Do you love to say "I told you so!"?
Do you like to make predictions and forget when you were wrong but boast about the ones you were right about?
Do you have beliefs about what politician or political party is better, global warming, what can you achieve ( or not ) in this world, how much people like you ( or don't) and feel that you are RIGHT?
Well: bad news! You suffer from confirmation biases.
GOOD NEWS: WE ALL DO!
( "relative good news" maybe?)
So what is this confirmation bias I talk about?!?
From Wikipedia:
Confirmation bias, also called confirmatory bias or myside bias, is the tendency to search for, interpret, favor, and recall information in a way that confirms one's preexisting beliefs or hypotheses.

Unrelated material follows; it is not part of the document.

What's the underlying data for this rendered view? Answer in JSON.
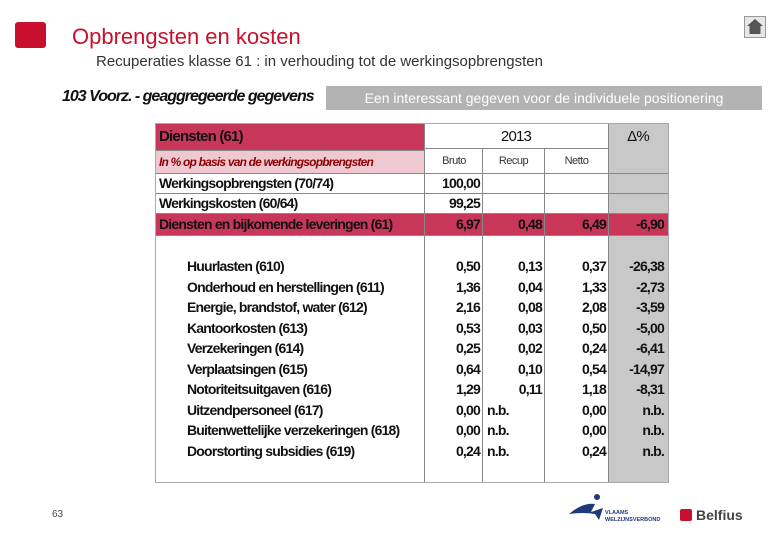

You see, the human mind is a very faulty machine that produces countless biases and misfires. The spookiest thing is that you don't even know. I know I don't! I walk around thinking I'm in control of my thoughts and actions and using my "rationality!" to deal with situations in the best possible way I can. No way my brain is fooling me into thinking this.
Oh wait! It totally does.
I recommend reading [this article[(https://www.lesswrong.com/posts/xLm9mgJRPvmPGpo7Q/the-cognitive-science-of-rationality) as it's a great introduction to all this if you did not read much about it so far. Then "Predictably irrational" book is a MUST in my opinion.

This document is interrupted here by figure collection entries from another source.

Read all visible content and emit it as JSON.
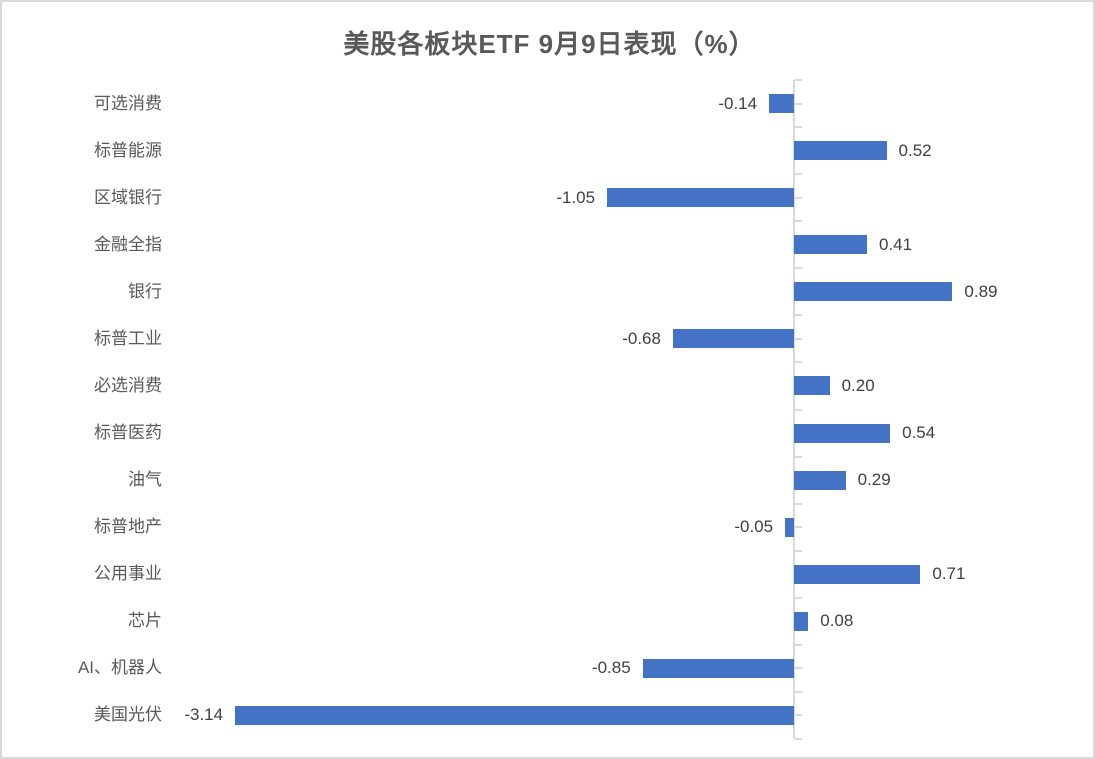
{
  "title": "美股各板块ETF 9月9日表现（%）",
  "chart_data": {
    "type": "bar",
    "orientation": "horizontal",
    "title": "美股各板块ETF 9月9日表现（%）",
    "xlabel": "",
    "ylabel": "",
    "categories": [
      "可选消费",
      "标普能源",
      "区域银行",
      "金融全指",
      "银行",
      "标普工业",
      "必选消费",
      "标普医药",
      "油气",
      "标普地产",
      "公用事业",
      "芯片",
      "AI、机器人",
      "美国光伏"
    ],
    "values": [
      -0.14,
      0.52,
      -1.05,
      0.41,
      0.89,
      -0.68,
      0.2,
      0.54,
      0.29,
      -0.05,
      0.71,
      0.08,
      -0.85,
      -3.14
    ],
    "value_labels": [
      "-0.14",
      "0.52",
      "-1.05",
      "0.41",
      "0.89",
      "-0.68",
      "0.20",
      "0.54",
      "0.29",
      "-0.05",
      "0.71",
      "0.08",
      "-0.85",
      "-3.14"
    ],
    "xlim": [
      -3.55,
      1.4
    ],
    "grid": false,
    "legend": false,
    "data_labels": true,
    "colors": {
      "bar": "#4472c4",
      "axis": "#d9d9d9",
      "frame": "#d9d9d9",
      "title_text": "#595959",
      "category_text": "#595959",
      "value_text": "#404040",
      "background": "#ffffff"
    }
  }
}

Anyway, what happens is that we love to be right!
I was reading an article today about an issue and I was very much in agreement with whatever that person was saying. Oh yes, I think so too! Oh yeah, mmm, so I am right! At the end of the article I was ready to ninja-send it to all my friends and enemies with a subtitle of "AHA!!" and a very satisfied grin emoji. Then I stopped.
Oh fuck! My confirmation bias is flaring up. Seriously, the sweet music of being content with myself is so alluring, a siren call to abandon all rationality and just munch on this sweet sweet nectar of "being right". Seriously, articles like those are like crack-cocaine for me.

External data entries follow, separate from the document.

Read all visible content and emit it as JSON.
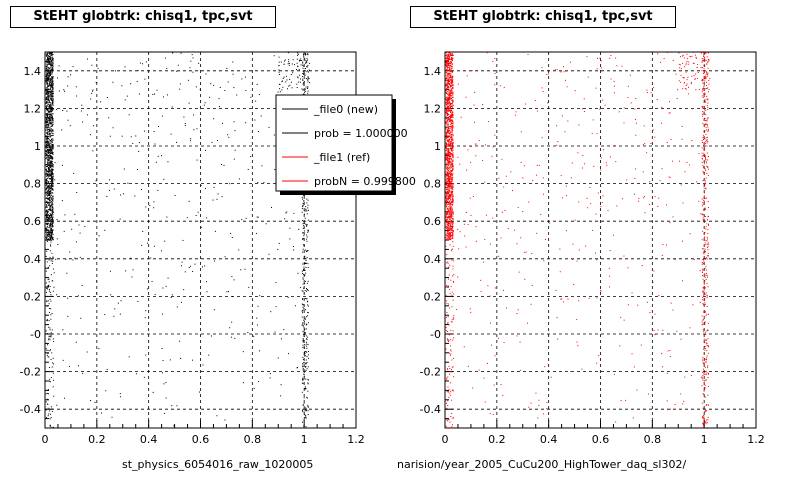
{
  "chart_data": [
    {
      "type": "scatter",
      "title": "StEHT globtrk: chisq1, tpc,svt",
      "xlabel": "st_physics_6054016_raw_1020005",
      "ylabel": "",
      "xlim": [
        0,
        1.2
      ],
      "ylim": [
        -0.5,
        1.5
      ],
      "x_ticks": [
        "0",
        "0.2",
        "0.4",
        "0.6",
        "0.8",
        "1",
        "1.2"
      ],
      "y_ticks": [
        "-0.4",
        "-0.2",
        "-0",
        "0.2",
        "0.4",
        "0.6",
        "0.8",
        "1",
        "1.2",
        "1.4"
      ],
      "grid": true,
      "marker_color": "#000000",
      "legend": {
        "placement": "top-right",
        "entries": [
          {
            "label": "_file0 (new)",
            "color": "#000000"
          },
          {
            "label": "prob = 1.000000",
            "color": "#000000"
          },
          {
            "label": "_file1 (ref)",
            "color": "#ff0000"
          },
          {
            "label": "probN = 0.999800",
            "color": "#ff0000"
          }
        ]
      }
    },
    {
      "type": "scatter",
      "title": "StEHT globtrk: chisq1, tpc,svt",
      "xlabel": "narision/year_2005_CuCu200_HighTower_daq_sl302/",
      "ylabel": "",
      "xlim": [
        0,
        1.2
      ],
      "ylim": [
        -0.5,
        1.5
      ],
      "x_ticks": [
        "0",
        "0.2",
        "0.4",
        "0.6",
        "0.8",
        "1",
        "1.2"
      ],
      "y_ticks": [
        "-0.4",
        "-0.2",
        "-0",
        "0.2",
        "0.4",
        "0.6",
        "0.8",
        "1",
        "1.2",
        "1.4"
      ],
      "grid": true,
      "marker_color": "#ff0000"
    }
  ]
}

Well, time to do the opposite and read some stupid comments that disagree with the article and a few articles that disagree with the author and see what happens.
A simple instruction to "think about alternatives" can promote resistance to overconfidence and confirmation bias. In one study, subjects asked to generate their own hypotheses are more responsive to their accuracy than subjects asked to choose from among pre-picked hypotheses.16 Another study required subjects to list reasons for and against each of the possible answers to each question on a quiz prior to choosing an answer and assessing the probability of its being correct. This process resulted in more accurate confidence judgments relative to a control group.17
It seems that it's a good strategy! Now this doesn't mean that you are never right or that whenever you are right you are fooling yourself. But you need to trust yourself a little less than you are ready to do.
And remember when something confirms too many of your beliefs, you're probably editing stuff out.
Take the blindfold of..or just munch on the NECTAR. That's an option to!